Thinking
When "Avengers: Endgame" was came out this year, I saw a piece of news about OpenAI's text generator GPT-2. It can recognize all kinds of input, from news, lyrics, poetry, recipes, code, and even "The Lord of The Rings" and "The Avengers" themes, GPT-2 can perfectly connect to the context as long as you typed a beginning. Many netizens reported that the script for the "Avengers: Endgame" was more moving than the script written by the real screenwriter. Although it is still some way from the engineer's dream of a universal AI, GPT-2 is excellent at this stage, whether it's generating fake news or writing spam. It is conceivable that the proliferation of robot accounts on social networks will only become more illegible in the future. Algorithm can not only tell stories, but also may tell better than human beings in the future.
I want to start with the field of photography that I am most familiar with. Technical images are difficult to crack. Obviously, it doesn't need to be decoded, because its meaning is automatically reflected on the surface, just like a fingerprint, its meaning (finger) is the cause, and the image (imprint) is the result. (Flusser, V. 2018:15) Like all images, it is not only symbolic, but also a more abstract symbolic complex than traditional images. It is the meta-code of the text, it means the text, only indirectly means the outside world. The imagination in producing images is the ability to convert concepts from text (conversion codes) to images; when we look at images, we see re-coded concepts about the outside world.
But it seems that the symbolic complex of the camera and the photographer does not break the chain between the image and its meaning. Meaning seems to enter the complex from one side (that is, Input), flows out from the other side (that is, the process of Output), takes place within the complex. But it's always hidden: in fact, the complex is a "Black Box”. (Ashby, W. R.1956:86) However, the coding process of the technical image is carried out within the black box, so any criticism of the technical image must be clear about the internal operation of the black box. As long as we cannot criticize the technical image like this, then for the technical image, we are always illiterate.

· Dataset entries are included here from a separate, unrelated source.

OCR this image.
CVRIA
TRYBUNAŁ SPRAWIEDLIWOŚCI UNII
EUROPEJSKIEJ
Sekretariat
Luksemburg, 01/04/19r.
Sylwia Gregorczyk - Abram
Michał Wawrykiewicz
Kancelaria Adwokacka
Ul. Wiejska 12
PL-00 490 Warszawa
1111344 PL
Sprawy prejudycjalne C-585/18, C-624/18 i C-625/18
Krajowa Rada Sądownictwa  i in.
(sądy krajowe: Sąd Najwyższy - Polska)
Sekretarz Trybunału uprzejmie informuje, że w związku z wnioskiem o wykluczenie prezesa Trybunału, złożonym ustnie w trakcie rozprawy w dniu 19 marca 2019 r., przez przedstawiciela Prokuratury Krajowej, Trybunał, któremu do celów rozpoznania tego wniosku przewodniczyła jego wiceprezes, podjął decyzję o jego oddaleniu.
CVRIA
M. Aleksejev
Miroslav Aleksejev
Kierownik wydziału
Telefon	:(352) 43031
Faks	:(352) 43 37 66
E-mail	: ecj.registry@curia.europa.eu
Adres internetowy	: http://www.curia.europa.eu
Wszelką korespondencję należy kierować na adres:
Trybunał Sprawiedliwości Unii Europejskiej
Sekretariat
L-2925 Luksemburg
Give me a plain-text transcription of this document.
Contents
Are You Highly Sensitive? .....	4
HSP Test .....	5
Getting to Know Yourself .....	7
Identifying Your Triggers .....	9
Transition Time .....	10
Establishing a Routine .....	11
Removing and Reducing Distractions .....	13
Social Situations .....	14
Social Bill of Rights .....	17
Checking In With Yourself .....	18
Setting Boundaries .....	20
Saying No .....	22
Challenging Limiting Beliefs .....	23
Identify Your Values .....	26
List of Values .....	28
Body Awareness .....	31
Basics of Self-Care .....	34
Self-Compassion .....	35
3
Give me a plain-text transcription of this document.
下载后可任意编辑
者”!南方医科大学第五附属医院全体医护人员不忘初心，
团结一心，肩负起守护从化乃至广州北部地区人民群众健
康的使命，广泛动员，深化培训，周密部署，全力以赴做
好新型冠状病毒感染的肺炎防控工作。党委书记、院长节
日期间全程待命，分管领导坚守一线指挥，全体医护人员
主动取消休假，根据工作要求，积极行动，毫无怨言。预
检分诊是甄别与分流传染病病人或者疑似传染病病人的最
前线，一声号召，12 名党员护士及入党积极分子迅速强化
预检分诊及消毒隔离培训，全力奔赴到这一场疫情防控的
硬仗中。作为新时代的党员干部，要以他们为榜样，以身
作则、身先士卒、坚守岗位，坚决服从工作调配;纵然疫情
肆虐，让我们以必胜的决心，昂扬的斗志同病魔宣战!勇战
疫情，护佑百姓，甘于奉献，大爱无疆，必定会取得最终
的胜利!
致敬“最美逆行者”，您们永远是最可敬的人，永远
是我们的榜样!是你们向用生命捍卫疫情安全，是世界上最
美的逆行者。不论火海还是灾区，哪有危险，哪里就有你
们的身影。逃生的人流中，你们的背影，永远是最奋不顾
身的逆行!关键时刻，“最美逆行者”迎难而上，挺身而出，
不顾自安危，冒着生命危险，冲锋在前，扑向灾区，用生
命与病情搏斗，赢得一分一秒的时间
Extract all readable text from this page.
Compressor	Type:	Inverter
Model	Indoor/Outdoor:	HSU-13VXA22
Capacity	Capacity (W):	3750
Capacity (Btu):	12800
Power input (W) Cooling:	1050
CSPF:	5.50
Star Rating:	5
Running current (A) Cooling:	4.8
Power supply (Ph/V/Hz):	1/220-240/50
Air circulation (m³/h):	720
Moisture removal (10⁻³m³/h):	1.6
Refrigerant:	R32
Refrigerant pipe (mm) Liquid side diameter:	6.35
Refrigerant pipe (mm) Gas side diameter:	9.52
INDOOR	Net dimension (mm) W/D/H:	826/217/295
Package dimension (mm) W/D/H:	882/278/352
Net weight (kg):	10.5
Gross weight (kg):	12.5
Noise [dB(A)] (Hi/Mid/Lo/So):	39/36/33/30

Technical images absorb the whole history and form a kind of social memory that circulates forever. Nothing can resist the attraction of technical images: there is no artistic, scientific or political activity that is not directed at technical images, and there is no daily activity that does not desire to be taken into a photograph, film or video. Because everything is eager to enter such a permanent memory, can always be copied.
Benjamin* has evaluated many works of the era of mechanical reproduction, but he has also said: “The long exposure process makes the photographer is not “live" out of the moment, but 'live' into which, in the long exposure process He seems to have settled in the image.” I prefer to keep some of our "aura" in the picture. Even after we leave this world, the "aura" preserved through photography will still be able to watch the world and talk with our viewers.
Technical developments are changing the world-algorithms are changing our world. Digitization has changed the way people think, and the development of algorithms has changed the tools we use to think. Today, the density of information is unbelievably high. Therefore, in fact, only fragments information can be processed. We may have gained more absolute knowledge than ever before, but everything has been shredded-just like a "shard" file on a hard drive. The holistic view or integrity no longer exists. I have tried to make a mini-program which can automatically overlap maximum 9 pictures you have added and make a new picture eventually. When we take pictures, we are conscious, but in this program is unconscious. Its act of generating images is like a fragmentation in subjective photography.
Then I begin to wonder whether the machine can do what people do. The program has no thoughts, but the photos generated by it could have psychological interaction with the viewers. People are used to focusing on meaningful things and are equally good at building a meaningful world. For the pictures, meaning corresponds to people's life, dreams, childhood, desires, etc. However, the image produced by the program language itself has become a neglected island away from the meaning-building continent. In an interview in 1987, photographer Friedlander said: "Other people may move a little for staying away from those obstacles, namely poles or trees, but for me, I will move for recording them in my photos. This is what I usually do, which is sometimes an unconscious act. " (Phillip,G. 2009:21) Meaningless things created by machines have more possibilities and can deepen such perception and insights. "Those things shown in pictures are not common experiences of a small group. " but are the experiences with more possibilities. Those things can be anything and anywhere. They become part of ourselves throughout the process.
Reference list:
Flusser, V. (2018). Towards a philosophy of photography. London: Reaktion Books, p.15.
Ashby, W. R. (1956) ‘Black-box theory’ Introduction to Cybernetics. London: Methuen Books, p.86.
Benjamin, W. (1998) Essais, the most important chapter of The Work of Art in the Age of Mechanical Reproduction has always worn the word “aura”. Available at:https://www.marxists.org/reference/subject/philosophy/works/ge/benjamin.htm [accessed19 September 2017]
Phillip,G. (2009).Photography After Frank.New York: Aperture. ISBN 978-1597110952, said Friedlander could find out the texture of nature from the world that we lived in but we turned a blind eye to before he mixed all the factors together and presented them. The wisdom including perception, logic and insight have been shown in his observation of daily life through vision language.